Realtors desperate for funds, seek to borrow at higher rates
Moneylife Digital Team 27 May 2011

As the sector chokes, borrowing rates are skyrocketing; but housing prices continue to remain unaffordable

The real estate sector seems to be getting desperate with a shortage of funds climbing to alarming levels. Now, several small and medium-size developers are hoping to raise money by selling risky non-convertible debentures (NCDs), much of it at an astonishingly high coupon rate of 19%. But with the big builders continuing to hold on to their housing stock, there appears to be little chance of relief for the sector.

Lily Realty, one of the companies seeking funds, is planning to raise about Rs250 crore through unlisted NCDs to fund its projects in Mumbai and Bangalore. The higher coupon rate, which is similar to the interest payable on bonds, is 19% per annum, paid quarterly. The projects are to be completed within 2-5 years. The minimum investment amount is Rs1 crore.

Sources say Lily is not the only realty company and many medium and small developers are planning to take this route. "The RBI has placed so many restrictions on fund raising and investors are opting out of the realty sector as the returns have been poor. So many developers who are not so big are opting for alternative means to raise money. They are offering NCDs in lieu of high rates. It's a risky proposition, but they have to find ways to raise cash," one expert said.

However, considering the depressing phase the market is going through, it seems unlikely that people will rush for the NCDs. Pankaj Kapoor, managing director, Liases Foras, the realty research company, said, "The market is in desperate need of cash and these are alternative ways of raising money. I don't think many people will fall for such things as NCDs, which are unlisted and cannot be sold. They are very risky investments. Such schemes will do nothing for investors."

If this scheme does not work well it will only result in further worry for developers. For, not only are sources of funding decreasing, but high prices have put off customers. Prices have remained fixed in many parts of Mumbai for the last one year; they may not have increased, but they haven't come down either.

Many builders say the demand-supply gap is enormous and, hence, prices have shot up.

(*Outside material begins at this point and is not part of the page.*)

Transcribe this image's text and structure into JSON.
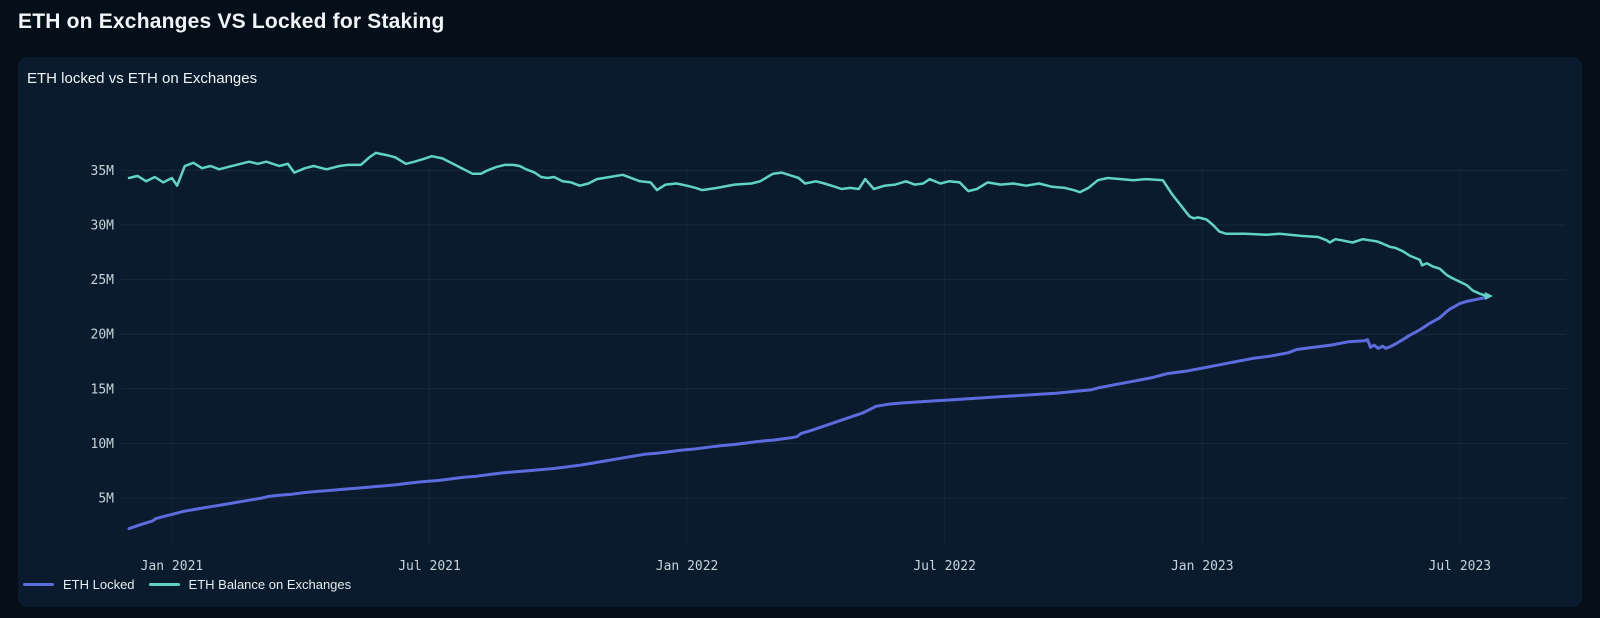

This, however, does not explain why completed projects remain unsold. Sales are at a two-year low, according to Liases Foras, and an estimated 88,000 flats remain unsold in Mumbai. Many brokers and investors have their hands full with available spaces, but there are no buyers.

One analyst said, "If the prices don't come down, the situation will not change. The sector will be choked further. But since the big and influential developers are not willing to bring prices down, and they continue to hold their stocks, houses and properties will remain unaffordable, and there will be no off-take."

If this trend continues, it may mean trouble for the sector as well as customers. Rental values are already shooting up, and the salaried class is finding it difficult to pay for housing. If developers don't relent, their situation will worsen too.

Shama Zaidi
1 decade ago
it is rumoured that the obscene prices of housing in indian metros are due to the fact that upto 50% of the cost goes to paying bribes to the politicians, babus and police. could you let us know if this is credible?
mukesh parikh
1 decade ago
Size of the flame is biggest when candlestick is near it's end.
The same hold true for Mumbai real estate market.